The grey squirrel is widely blamed for the decline of Britain's native red squirrel, which conservationists fear could soon become extinct. There are 2.5m grey squirrels in the UK and just 161,000 red, according to the Joint Nature Conservation Committee review of British mammals.

Professor Harry Moore, of the University of Sheffield's molecular biology and bio-technology department, has spent the past five years developing the "harmless" squirrel contraceptive. The project is jointly funded by the Ministry of Agriculture and the Forestry Committee.

The protein vaccine, which will be developed orally through a bait, is targeted at the female squirrel. Professor Moore has managed to identify the sperm receptor on the female's egg.
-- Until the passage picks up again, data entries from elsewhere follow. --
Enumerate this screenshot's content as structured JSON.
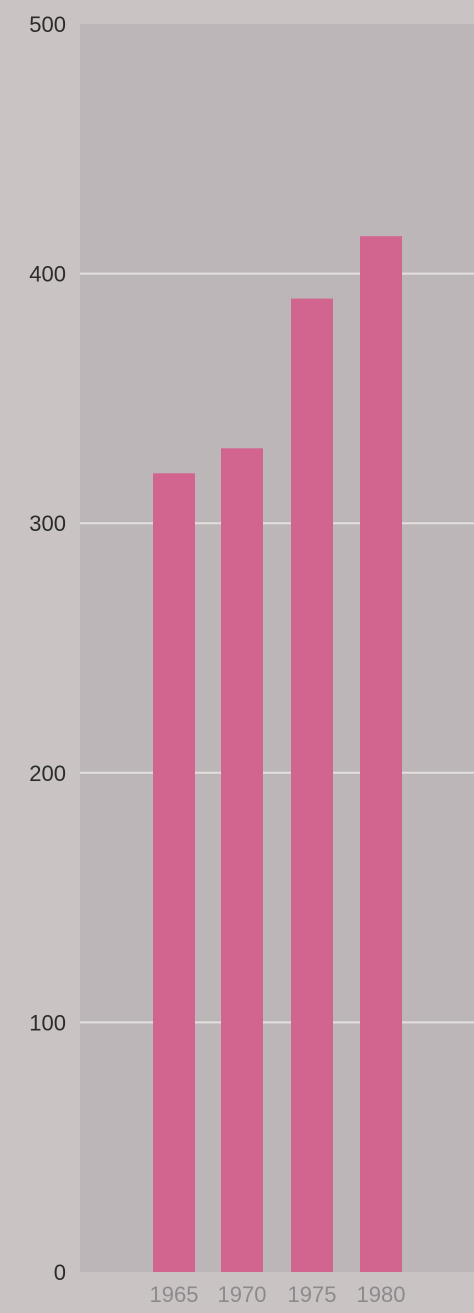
{
  "chart_data": {
    "type": "bar",
    "title": "",
    "xlabel": "",
    "ylabel": "",
    "categories": [
      "1965",
      "1970",
      "1975",
      "1980"
    ],
    "values": [
      320,
      330,
      390,
      415
    ],
    "ylim": [
      0,
      500
    ],
    "yticks": [
      "0",
      "100",
      "200",
      "300",
      "400",
      "500"
    ],
    "grid": true,
    "legend": "none"
  },
  "colors": {
    "bar": "#d2658f",
    "plot_bg": "#bcb6b9",
    "page_bg": "#c9c4c3",
    "grid": "#e4e0e0",
    "tick_text": "#2b2b2b",
    "cat_text": "#8c8a8c"
  }
}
The protein vaccine, which creates antibodies, then binds to this receptor and renders the egg infertile. "We have known for 50 years that certain antibodies make humans infertile so we have adapted it for squirrels," he said. "We can target this vaccine to just one species because fertilisation is very specific. It would not affect other animals. This avoids the ethical problems associated with poisoning or shooting, and it's far more effective."

Eighty per cent of the female population must eat the bait to ensure the vaccine is successful. The effects are not permanent, so the bait would have to be administered once a season to keep populations low.

Harry Pepper, a wildlife forester with the Forestry Commission, is keen that an effective means of controlling squirrels may soon be available: "Squirrels strip the bark from trees and kill them. With other methods of control becoming less acceptable to the public, the commission wishes to find a more acceptable means. The development of the contraceptive vaccine is an alternative that would address these issues."

In Australia, a similar technique has been used to limit the number of mice and in Africa a comparable vaccine is used to maintain a stable elephant population. In the long run scientists hope the discovery of a contraceptive based on naturally produced antibodies could be used with humans.

"This would be the next generation in human contraception as it would not involve the use of potentially damaging hormones," said Professor Moore.

However, safe contraception for squirrels will be available far sooner. If further laboratory tests are successful the vaccine will be on the market within the next five years.